In his eighties now, Taylor is understandably interested in what remains and what has vanished of his family’s history in Warrnambool, his birthplace. Something of the dominant feeling here is captured in the opening lines of his poem, ‘Home Town’: ‘The cliffs I rode my bike along / are gone now. Sandstone’s so soft / they’ve crumbled into the surf / that pushes at them from Antarctica.’ After noting the transience of various buildings, Taylor circles back to the sea: ‘relentless, cold as ever / slapping the sand, grinding away the cliffs.’
Another poem in this opening section, ‘Where Are They?’, interestingly begins with an issue mainstream Australian poetry often bypasses: ‘Where are they / who left these shells centuries / thousands of years on this slope / above the rich rock shelves / at the river’s mouth?’
Unfortunately, this approach also has a way of underestimating how successfully ‘those who left the shells’ have survived what was done and continues to be done to them. There is an almost Tennysonian ring to the final stanza: ‘Where are they / whom we hear in the plover’s lament / in the wind’s whisper and the distant / insistent rumour of surf / on the empty beach?’
The next section starts rather differently with a clever poem on ‘Weather’ (‘weather is a shape of waiting / that’s forever on the move like the wind …’) and ends with an even cleverer one, ‘The Engineer of Clouds’. Here Taylor posits a kind of weather god who is ‘grounded firmly / in the physics of turbulence’ and whose ‘favourite painter is Constable’. Understandably, this ‘engineer’ likes to ‘stand drenched in a downpour / fingering the rain drops as a cloud / comes down to embrace him’.
In the book’s third section is a number of more ‘serious’ poems, several of them elegies.
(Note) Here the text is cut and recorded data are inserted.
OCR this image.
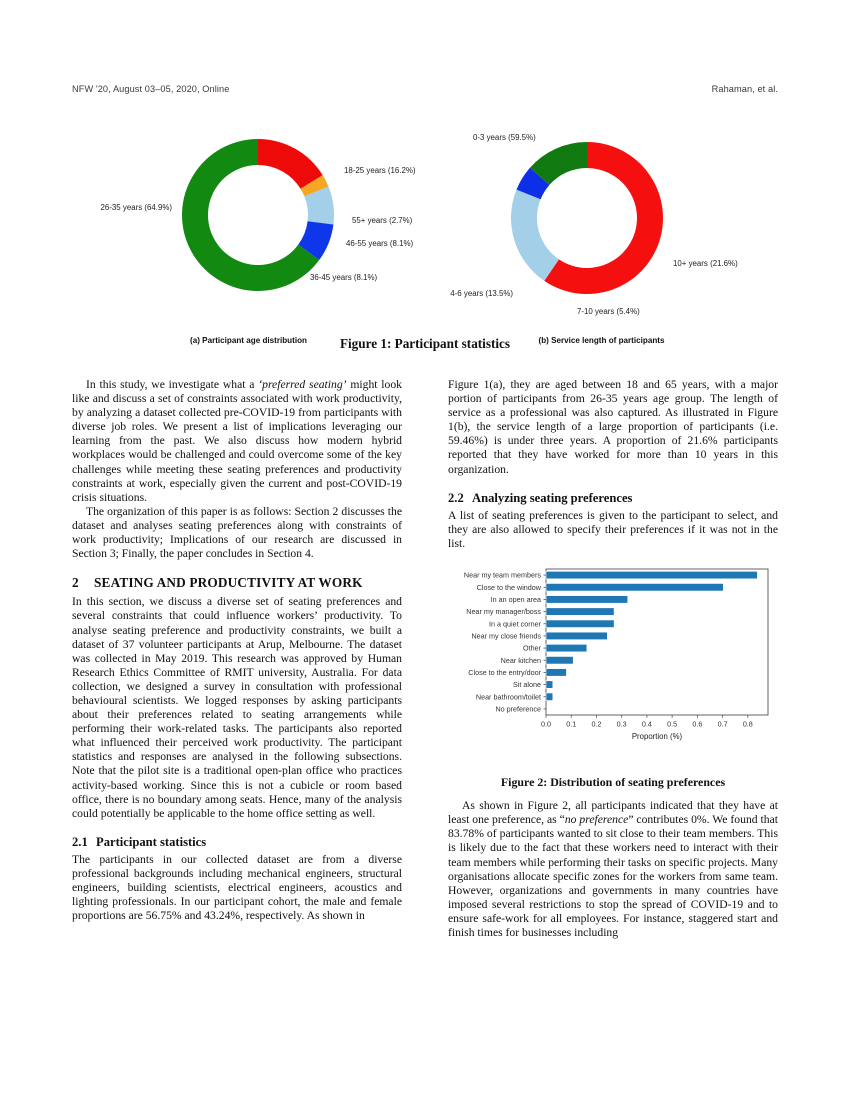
NFW '20, August 03–05, 2020, Online	Rahaman, et al.
18-25 years (16.2%)
55+ years (2.7%)
46-55 years (8.1%)
36-45 years (8.1%)
26-35 years (64.9%)
(a) Participant age distribution
0-3 years (59.5%)
10+ years (21.6%)
7-10 years (5.4%)
4-6 years (13.5%)
(b) Service length of participants
Figure 1: Participant statistics

In this study, we investigate what a ‘preferred seating’ might look like and discuss a set of constraints associated with work productivity, by analyzing a dataset collected pre-COVID-19 from participants with diverse job roles. We present a list of implications leveraging our learning from the past. We also discuss how modern hybrid workplaces would be challenged and could overcome some of the key challenges while meeting these seating preferences and productivity constraints at work, especially given the current and post-COVID-19 crisis situations.

The organization of this paper is as follows: Section 2 discusses the dataset and analyses seating preferences along with constraints of work productivity; Implications of our research are discussed in Section 3; Finally, the paper concludes in Section 4.

2 SEATING AND PRODUCTIVITY AT WORK

In this section, we discuss a diverse set of seating preferences and several constraints that could influence workers’ productivity. To analyse seating preference and productivity constraints, we built a dataset of 37 volunteer participants at Arup, Melbourne. The dataset was collected in May 2019. This research was approved by Human Research Ethics Committee of RMIT university, Australia. For data collection, we designed a survey in consultation with professional behavioural scientists. We logged responses by asking participants about their preferences related to seating arrangements while performing their work-related tasks. The participants also reported what influenced their perceived work productivity. The participant statistics and responses are analysed in the following subsections. Note that the pilot site is a traditional open-plan office who practices activity-based working. Since this is not a cubicle or room based office, there is no boundary among seats. Hence, many of the analysis could potentially be applicable to the home office setting as well.

2.1 Participant statistics

The participants in our collected dataset are from a diverse professional backgrounds including mechanical engineers, structural engineers, building scientists, electrical engineers, acoustics and lighting professionals. In our participant cohort, the male and female proportions are 56.75% and 43.24%, respectively. As shown in

Figure 1(a), they are aged between 18 and 65 years, with a major portion of participants from 26-35 years age group. The length of service as a professional was also captured. As illustrated in Figure 1(b), the service length of a large proportion of participants (i.e. 59.46%) is under three years. A proportion of 21.6% participants reported that they have worked for more than 10 years in this organization.

2.2 Analyzing seating preferences

A list of seating preferences is given to the participant to select, and they are also allowed to specify their preferences if it was not in the list.

Near my team members
Close to the window
In an open area
Near my manager/boss
In a quiet corner
Near my close friends
Other
Near kitchen
Close to the entry/door
Sit alone
Near bathroom/toilet
No preference
0.0 0.1 0.2 0.3 0.4 0.5 0.6 0.7 0.8
Proportion (%)
Figure 2: Distribution of seating preferences

As shown in Figure 2, all participants indicated that they have at least one preference, as “no preference” contributes 0%. We found that 83.78% of participants wanted to sit close to their team members. This is likely due to the fact that these workers need to interact with their team members while performing their tasks on specific projects. Many organisations allocate specific zones for the workers from same team. However, organizations and governments in many countries have imposed several restrictions to stop the spread of COVID-19 and to ensure safe-work for all employees. For instance, staggered start and finish times for businesses including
They include a tribute to Peter Porter (‘Visiting Peter’, first published in ABR), which begins playfully enough: ‘I should have seen / all those words crowded at the door / of Peter’s apartment when I stayed with him – /so many jostling verbs / outstretched adjectives / nervy adverbs all / rubbing shoulders with those little ands and buts and ors etc.’ A few lines later, Taylor affectingly shows the poet at work: ‘until with patience / and a homemade miracle / their jumble would subside / and they would converse with him / and later, on the page / with us.’ It’s a light touch that Porter himself would have enjoyed – and so often employed.
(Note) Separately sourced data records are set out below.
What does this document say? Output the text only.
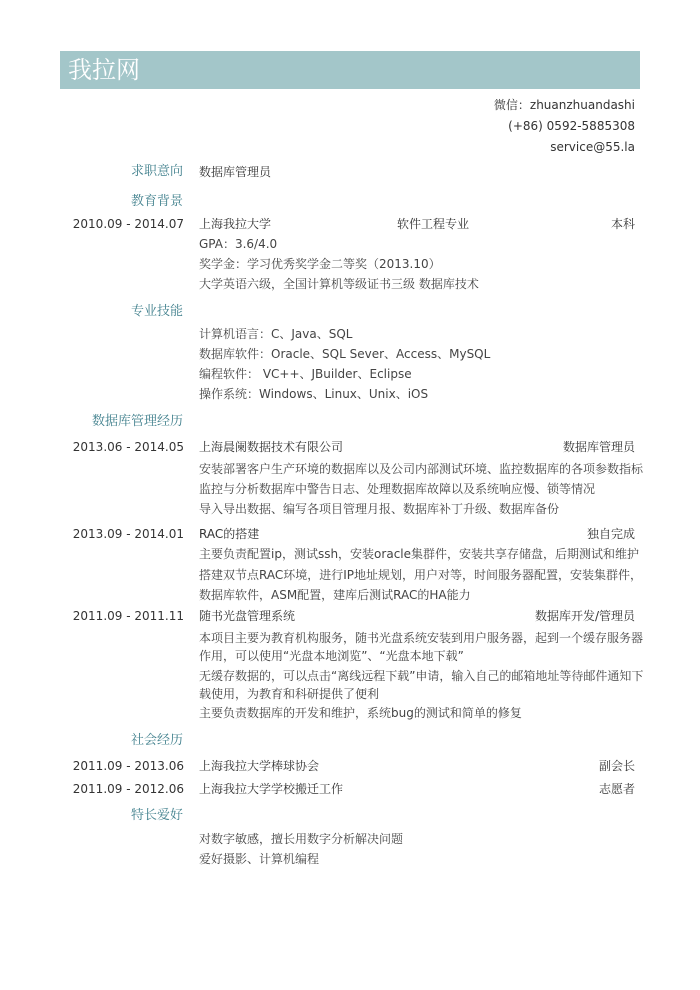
我拉网
微信：zhuanzhuandashi
(+86) 0592-5885308
service@55.la
求职意向 数据库管理员
教育背景
2010.09 - 2014.07 上海我拉大学	软件工程专业	本科
GPA：3.6/4.0
奖学金：学习优秀奖学金二等奖（2013.10）
大学英语六级，全国计算机等级证书三级 数据库技术
专业技能
计算机语言：C、Java、SQL
数据库软件：Oracle、SQL Sever、Access、MySQL
编程软件： VC++、JBuilder、Eclipse
操作系统：Windows、Linux、Unix、iOS
数据库管理经历
2013.06 - 2014.05 上海晨阑数据技术有限公司	数据库管理员
安装部署客户生产环境的数据库以及公司内部测试环境、监控数据库的各项参数指标
监控与分析数据库中警告日志、处理数据库故障以及系统响应慢、锁等情况
导入导出数据、编写各项目管理月报、数据库补丁升级、数据库备份
2013.09 - 2014.01 RAC的搭建	独自完成
主要负责配置ip，测试ssh，安装oracle集群件，安装共享存储盘，后期测试和维护
搭建双节点RAC环境，进行IP地址规划，用户对等，时间服务器配置，安装集群件，
数据库软件，ASM配置，建库后测试RAC的HA能力
2011.09 - 2011.11 随书光盘管理系统	数据库开发/管理员
本项目主要为教育机构服务，随书光盘系统安装到用户服务器，起到一个缓存服务器
作用，可以使用“光盘本地浏览”、“光盘本地下载”
无缓存数据的，可以点击“离线远程下载”申请，输入自己的邮箱地址等待邮件通知下
载使用，为教育和科研提供了便利
主要负责数据库的开发和维护，系统bug的测试和简单的修复
社会经历
2011.09 - 2013.06 上海我拉大学棒球协会	副会长
2011.09 - 2012.06 上海我拉大学学校搬迁工作	志愿者
特长爱好
对数字敏感，擅长用数字分析解决问题
爱好摄影、计算机编程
‘Visiting Peter’ is immediately followed by ‘Lycidas Adieu’, which some might resist as ‘yet another poem about poetry’. To this reader it nicely embodies the ambivalence that most poets feel about their work and its destiny. It opens with ‘What a relief! having no poems to write’ and then goes on to add: ‘I’ve left my words / back on the beach’ and rejoice in the feeling of ‘Sheer blessed emptiness’. ‘These waves will float me out to sea and all my books / will follow me into oblivion.’ Of course, the reader knows that the poet almost certainly doesn’t think this. He expects that a handful of his poems will survive in anthologies for a hundred years or more, but the mood, along with Taylor’s evocation of it, is persuasive enough.
Happily, like its predecessor, this third section also balances a ‘lightness’ with more moving poems, one of these being ‘Sydney to Lima’, where the poet would appear to be telling the story of how he flew to Lima to bring home his wife who had become almost fatally ill there. Affectingly, he does not mention the relationship explicitly, thus helping to give the poem a universality it mightn’t otherwise have had.
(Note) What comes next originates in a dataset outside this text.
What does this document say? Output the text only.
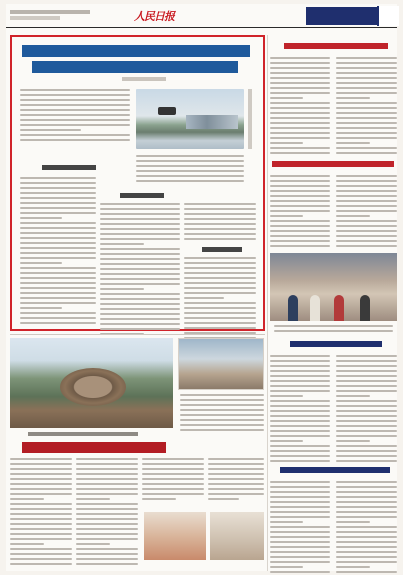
人民日报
Other stressful events in the book which deserve mention are the 2019 bushfires and the Covid lockdowns which began not long after. Almost all Australian poets at the moment have their poem or two (if not whole chapbooks) on these events. Some, but not many, are compelling. Most of the latter, like Taylor’s, demonstrate the value of understatement and indirection. His ‘From the headland’, for instance, ends on an optimistic note: ‘Yet today on the headland, banksia / melaleuca and spidery grevillea / are shaken by honeyeaters / and I can see the whales, their white / exuberant flotilla, forging / north, as they always do, to breed.’
In a sense, almost the whole of Shore Lines is a celebration of such continuity.